Und so sind die Aufzeichnungen durchzogen von farbigen Gedankensplittern, die eine alte Welt skizzieren, eine Welt des eigenen Aufwachsens und der Jugend, eine Welt der produktiven Arbeit und regionalen Industrie, eine Tier-Welt, eine Welt menschlicher Zuneigung und Verbundenheit, aber auch der Gewalt, der vulgären Körperlichkeit und der kalten Arbeit und des Eigennutzes. Sauters Ich zeichnet keine binäre Trennung von vergangenem Idyll und gegenwärtigem Verfall, sondern überblendet beide Zeitebenen und zeigt dabei die Wucherungen der Krise im Fortschritt: sein Blick wandert und verschwimmt zwischen den symbolträchtigen Orten des Hier und des Damals (Deponie, Kraftwerk, Bunker, Kneipe, Bolzplatz, Bordell, Westbahnhof, …).
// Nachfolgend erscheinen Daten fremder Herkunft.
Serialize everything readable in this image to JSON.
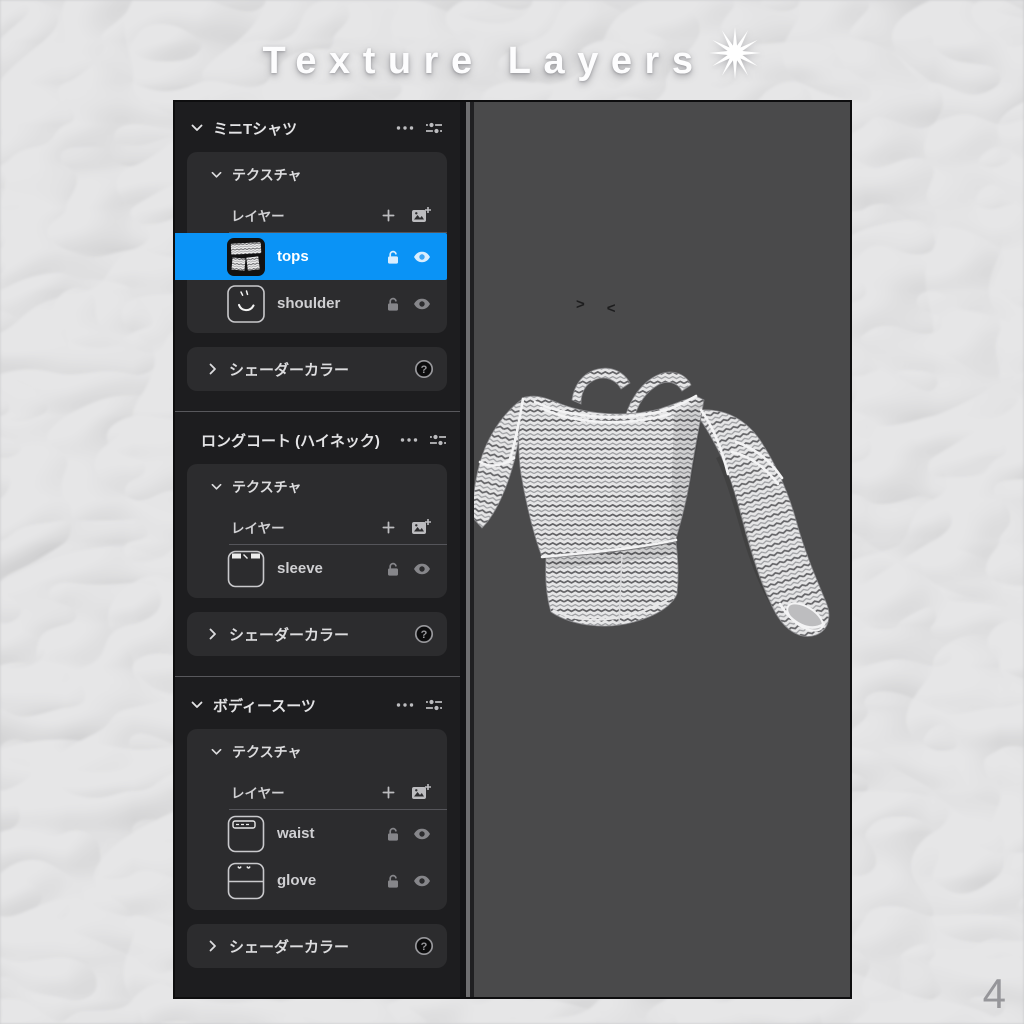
{
  "title": {
    "text": "Texture Layers"
  },
  "page_number": "4",
  "icons": {
    "starburst": "✴",
    "chevron_down": "⌄",
    "chevron_right": "›",
    "more_options": "…",
    "adjust_sliders": "sliders",
    "add_layer": "+",
    "add_image": "image-plus",
    "unlocked": "open-padlock",
    "visible": "eye",
    "help": "?"
  },
  "viewport": {
    "camera_arrows": {
      "left": ">",
      "right": "<"
    }
  },
  "panel": {
    "sections": [
      {
        "header": "ミニTシャツ",
        "texture": {
          "label": "テクスチャ",
          "layers_header": "レイヤー",
          "layers": [
            {
              "name": "tops",
              "selected": true,
              "locked": false,
              "visible": true
            },
            {
              "name": "shoulder",
              "selected": false,
              "locked": false,
              "visible": true
            }
          ]
        },
        "shader": {
          "label": "シェーダーカラー"
        }
      },
      {
        "header": "ロングコート (ハイネック)",
        "texture": {
          "label": "テクスチャ",
          "layers_header": "レイヤー",
          "layers": [
            {
              "name": "sleeve",
              "selected": false,
              "locked": false,
              "visible": true
            }
          ]
        },
        "shader": {
          "label": "シェーダーカラー"
        }
      },
      {
        "header": "ボディースーツ",
        "texture": {
          "label": "テクスチャ",
          "layers_header": "レイヤー",
          "layers": [
            {
              "name": "waist",
              "selected": false,
              "locked": false,
              "visible": true
            },
            {
              "name": "glove",
              "selected": false,
              "locked": false,
              "visible": true
            }
          ]
        },
        "shader": {
          "label": "シェーダーカラー"
        }
      }
    ]
  },
  "colors": {
    "selection_blue": "#0a93f6",
    "panel_bg": "#1d1d1f",
    "card_bg": "#2c2c2e",
    "viewport_bg": "#4a4a4b",
    "background_gray": "#c6c7c9",
    "title_white": "#fdfdfe"
  }
}
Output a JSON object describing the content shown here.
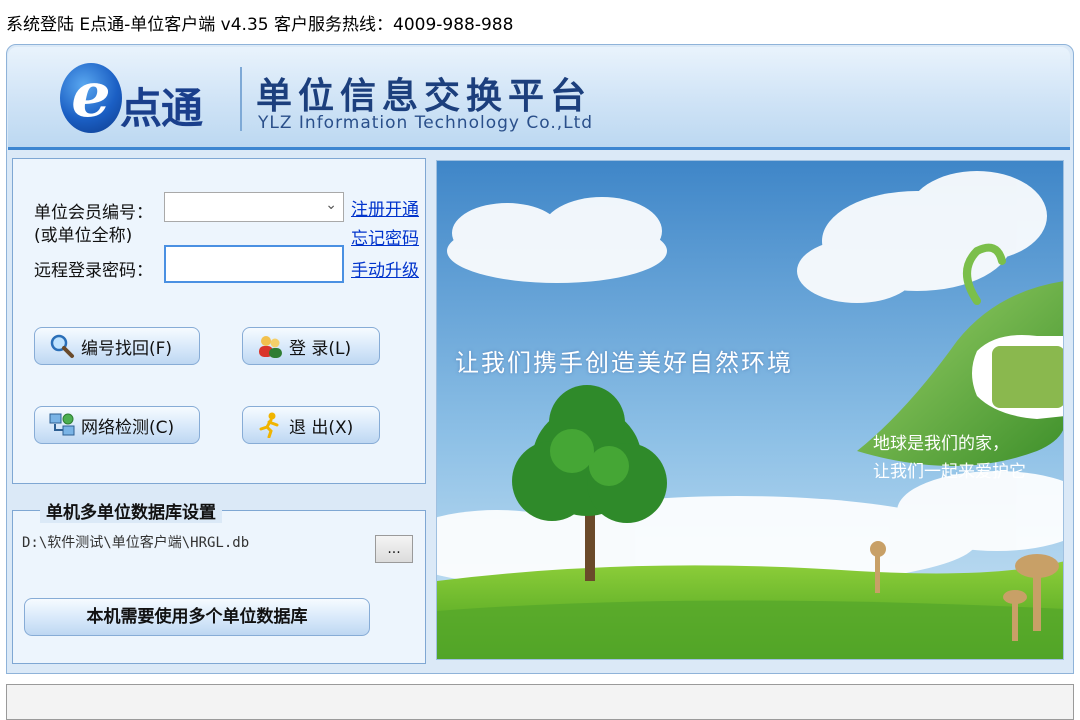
{
  "window": {
    "title": "系统登陆  E点通-单位客户端  v4.35  客户服务热线：4009-988-988"
  },
  "header": {
    "logo_e": "e",
    "logo_text": "点通",
    "platform_title": "单位信息交换平台",
    "platform_subtitle": "YLZ Information Technology Co.,Ltd"
  },
  "login": {
    "member_label_line1": "单位会员编号：",
    "member_label_line2": "(或单位全称)",
    "password_label": "远程登录密码：",
    "member_value": "",
    "password_value": "",
    "links": {
      "register": "注册开通",
      "forgot": "忘记密码",
      "upgrade": "手动升级"
    },
    "buttons": {
      "retrieve": "编号找回(F)",
      "login": "登 录(L)",
      "network": "网络检测(C)",
      "exit": "退 出(X)"
    }
  },
  "database": {
    "legend": "单机多单位数据库设置",
    "path": "D:\\软件测试\\单位客户端\\HRGL.db",
    "browse_label": "...",
    "multi_button": "本机需要使用多个单位数据库"
  },
  "banner": {
    "slogan": "让我们携手创造美好自然环境",
    "leaf_line1": "地球是我们的家，",
    "leaf_line2": "让我们一起来爱护它"
  },
  "status": {
    "text": ""
  },
  "colors": {
    "frame_bg": "#dbe9f7",
    "accent_blue": "#3d86d1",
    "link_blue": "#0033cc",
    "title_navy": "#1c3f7d"
  }
}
In dieser Tristesse befindet sich das lyrische Ich fortwährend im Dialog mit einem Du („Denn da sind nur wir / Und ein paar wenige andere / In der sonst leeren Welt“) – eine Form der Zwischenmenschlichkeit, die gewissermaßen zum rettenden Ufer wird, aber auch nicht konfliktfrei bleibt: Sauter schafft ein zuhörendes Du, ein beglaubigendes Gefäß der eigenen Geschichte („Natürlich suche ich nach dir / In diesen Nächten Wonach sonst“), markiert aber auch den rasenden Sog einer vergänglichen Körperlichkeit, die Lust am Anderen, den sexuellen Akt als Ausweg aus aller Resignation („Wir sind selbst zu Spinnen geworden“). Darüber hinaus sucht das Ich die Entgrenzung und Weite vor dem Hintergrund des sichtbaren Zerfalls: das Meer, die Gerüche, die Bäume und den Wind – eine bewusste Naturnähe (versinnbildlicht auch in der Rettung der Tiere), die den Ungeheuern von Industrie, menschlicher Gewalt und gesprengter Architektur eine besondere Vitalität entgegensetzt.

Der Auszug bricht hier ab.